Years ago I saw a flyer on a cork board at the local co-op. A college student was looking for gay men to interview and without much thought I ripped off a tab with an email address and wrote him. Days later I was sitting with him in my living room and deeply crying to the point where he became surprised and moved. So much came out of me that day. It was intense! And similarly, so much came out last year when KALW interviewed me about working through COVID at a soup kitchen. And so much came out when Vermont’s NPR interviewed me about growing up gay in a more-conservative area in rural Vermont. And given these experiences I knew immediately to respond to an email I received last week entitled: “I’d like to Interview You about your Male Conditioning.”

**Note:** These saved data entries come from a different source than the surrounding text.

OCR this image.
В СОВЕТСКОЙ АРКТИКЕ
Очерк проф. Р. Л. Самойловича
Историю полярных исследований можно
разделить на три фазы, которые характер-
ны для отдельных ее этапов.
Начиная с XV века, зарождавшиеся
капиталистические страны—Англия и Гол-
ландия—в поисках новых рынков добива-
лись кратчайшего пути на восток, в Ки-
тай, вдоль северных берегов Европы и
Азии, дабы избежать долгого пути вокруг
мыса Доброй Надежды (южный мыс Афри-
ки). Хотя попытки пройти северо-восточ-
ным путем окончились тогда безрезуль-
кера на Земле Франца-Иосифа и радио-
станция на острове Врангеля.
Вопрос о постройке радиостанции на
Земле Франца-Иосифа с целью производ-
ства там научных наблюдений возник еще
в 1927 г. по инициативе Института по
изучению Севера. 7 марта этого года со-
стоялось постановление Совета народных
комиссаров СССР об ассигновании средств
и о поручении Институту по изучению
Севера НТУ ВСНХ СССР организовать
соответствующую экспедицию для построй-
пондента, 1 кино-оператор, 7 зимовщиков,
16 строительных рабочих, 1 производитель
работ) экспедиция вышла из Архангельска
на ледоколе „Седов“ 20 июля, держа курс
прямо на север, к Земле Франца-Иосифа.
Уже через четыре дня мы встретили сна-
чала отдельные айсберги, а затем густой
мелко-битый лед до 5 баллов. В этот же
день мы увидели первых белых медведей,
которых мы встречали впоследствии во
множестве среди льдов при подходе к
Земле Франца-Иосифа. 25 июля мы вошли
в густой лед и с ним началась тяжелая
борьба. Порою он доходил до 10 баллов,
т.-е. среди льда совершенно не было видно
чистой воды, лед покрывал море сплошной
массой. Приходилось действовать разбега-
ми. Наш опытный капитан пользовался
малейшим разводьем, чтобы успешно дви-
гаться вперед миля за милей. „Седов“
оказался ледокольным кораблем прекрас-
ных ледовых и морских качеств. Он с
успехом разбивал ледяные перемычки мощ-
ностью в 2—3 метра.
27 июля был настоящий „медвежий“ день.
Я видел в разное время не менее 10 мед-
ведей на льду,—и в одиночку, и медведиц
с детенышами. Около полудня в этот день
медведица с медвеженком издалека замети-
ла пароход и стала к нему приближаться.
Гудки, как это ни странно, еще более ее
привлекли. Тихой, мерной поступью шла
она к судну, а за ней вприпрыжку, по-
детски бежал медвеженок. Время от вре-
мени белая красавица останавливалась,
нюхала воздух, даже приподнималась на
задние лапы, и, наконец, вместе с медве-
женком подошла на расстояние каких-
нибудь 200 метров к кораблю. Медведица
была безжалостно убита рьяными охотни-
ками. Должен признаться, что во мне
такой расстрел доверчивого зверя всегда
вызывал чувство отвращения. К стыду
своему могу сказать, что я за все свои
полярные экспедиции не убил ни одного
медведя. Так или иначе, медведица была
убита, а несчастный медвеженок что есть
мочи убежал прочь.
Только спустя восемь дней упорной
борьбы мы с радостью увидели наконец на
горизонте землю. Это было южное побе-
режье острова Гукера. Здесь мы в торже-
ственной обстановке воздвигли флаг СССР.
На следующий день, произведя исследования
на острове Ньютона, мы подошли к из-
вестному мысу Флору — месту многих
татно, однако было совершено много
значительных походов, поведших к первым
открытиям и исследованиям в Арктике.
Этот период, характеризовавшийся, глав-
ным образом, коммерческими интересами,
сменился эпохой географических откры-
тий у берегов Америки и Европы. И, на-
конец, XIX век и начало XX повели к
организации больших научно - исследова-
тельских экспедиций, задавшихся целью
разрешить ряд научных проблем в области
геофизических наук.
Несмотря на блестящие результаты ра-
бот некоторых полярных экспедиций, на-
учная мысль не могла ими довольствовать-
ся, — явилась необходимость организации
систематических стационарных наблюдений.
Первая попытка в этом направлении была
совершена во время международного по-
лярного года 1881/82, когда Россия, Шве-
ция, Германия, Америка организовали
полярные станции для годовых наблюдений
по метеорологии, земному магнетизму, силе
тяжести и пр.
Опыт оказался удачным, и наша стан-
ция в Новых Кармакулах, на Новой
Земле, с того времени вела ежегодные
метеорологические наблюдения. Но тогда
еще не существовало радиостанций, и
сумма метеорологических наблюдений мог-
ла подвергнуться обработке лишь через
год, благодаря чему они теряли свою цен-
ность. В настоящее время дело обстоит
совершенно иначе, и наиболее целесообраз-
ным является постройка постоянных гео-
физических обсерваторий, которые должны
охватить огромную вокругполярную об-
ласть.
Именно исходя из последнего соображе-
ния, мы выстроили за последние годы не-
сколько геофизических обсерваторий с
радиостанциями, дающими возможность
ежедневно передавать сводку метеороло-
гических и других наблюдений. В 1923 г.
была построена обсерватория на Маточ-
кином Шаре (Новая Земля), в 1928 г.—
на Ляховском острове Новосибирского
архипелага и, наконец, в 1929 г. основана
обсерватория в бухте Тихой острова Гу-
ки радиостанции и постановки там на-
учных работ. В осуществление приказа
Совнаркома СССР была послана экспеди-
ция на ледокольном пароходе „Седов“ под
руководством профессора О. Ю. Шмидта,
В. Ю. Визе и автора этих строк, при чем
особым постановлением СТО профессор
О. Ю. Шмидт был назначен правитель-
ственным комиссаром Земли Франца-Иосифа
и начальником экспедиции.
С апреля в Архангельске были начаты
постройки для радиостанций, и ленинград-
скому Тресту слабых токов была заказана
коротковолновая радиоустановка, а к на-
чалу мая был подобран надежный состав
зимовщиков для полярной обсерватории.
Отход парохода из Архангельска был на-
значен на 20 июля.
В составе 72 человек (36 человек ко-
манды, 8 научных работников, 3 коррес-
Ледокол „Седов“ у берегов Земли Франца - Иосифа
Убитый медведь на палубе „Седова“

And so today I found myself in a stranger’s backyard in Berkeley sipping Earl Grey tea, sitting in the shade of a lovely garden, and being interviewed for two hours about growing up as a boy, being raised to become a man, and what all of that looked like in my experience. This led to the wildest thing happening in my mind that’s never happened to me before. And it likely won’t seem like much, but it feels like a real shift inside.

Movement and singing are two areas from my childhood where I felt perfectly free and later in life I became completely unfree in both. I absolutely loved singing in school as a small child. By 5th grade I came to learn that it was completely unmanly and my voice was lost to me. “Men don’t sing” became an internalized reality. And movement—while I ran freely as a young child, by puberty I became hyper aware that my mannerisms could give me away as gay. I became particularly fearful of running and jumping lest anyone come up with ideas about my sexuality. High school gym class was a particularly dangerous minefield and is still the source of my intolerance for sports. In these two areas of singing and movement I’m still completely bound by fear and panic. They’re largely no-go areas for me.

So naturally the interview found its way to them. When I was asked a question about what it would take for me to become free again in movement my mind showed me the most curious thing. Anyone who’s read my writing knows my healing journey’s sourced from memories of childhood. When I close my eyes the images and movies in my mind’s eye are past, past, past memories; always past memories. And Buddhism has taught me that our thoughts are always of the past or of the future; past or future. And today my mind showed a third way!

I closed my eyes after being asked “what would it take to become free again in movement?” and my mind showed me a vision of an incredibly fit man in light pink ballet tights doing a graceful split leap on a stage. Yet when my mind’s eye wandered up to the man’s face—it was my face on the body! It was pure imagination; a waking dream; and realistic to the core. It was a vision of a pure expression of perfect skill and freedom in movement. When I saw my face on the ballet dancer in my mind’s eye I immediately looked away. It was too much to witness. My body became flooded with emotions. I began crying and couldn’t speak. The interviewer gave me space and time when I insisted that I verbalize what I was shown. It took me minutes to say it aloud; minutes to say that I was shown a vision of myself dancing with the highest attainment of graceful movement. The vision was the opposite of the internal rigidity I’ve felt the whole of my adult life.

My mind imagines things perfectly fine of course. When I thought about how to build the Little Free Library last year I first saw it in my mind before it became a reality. Yet this was different. This image wasn’t powered by me and it wasn’t searched for. It simply showed up and I’ve never witnessed the phenomenon before. It was neither past nor future. It was a bit of both and mixed with something else. It was a gift.

Thoughts of movement make me feel so tight. And right now there’s a small sense of movement inside again; a sense the rusted gears got greased.

One thought on “Pure Imagination

  1. Your writing comes from your heart and it’s a very beautiful expression! It’s so sad you couldn’t be your best inside as you showed on the outside in your studies and your art work!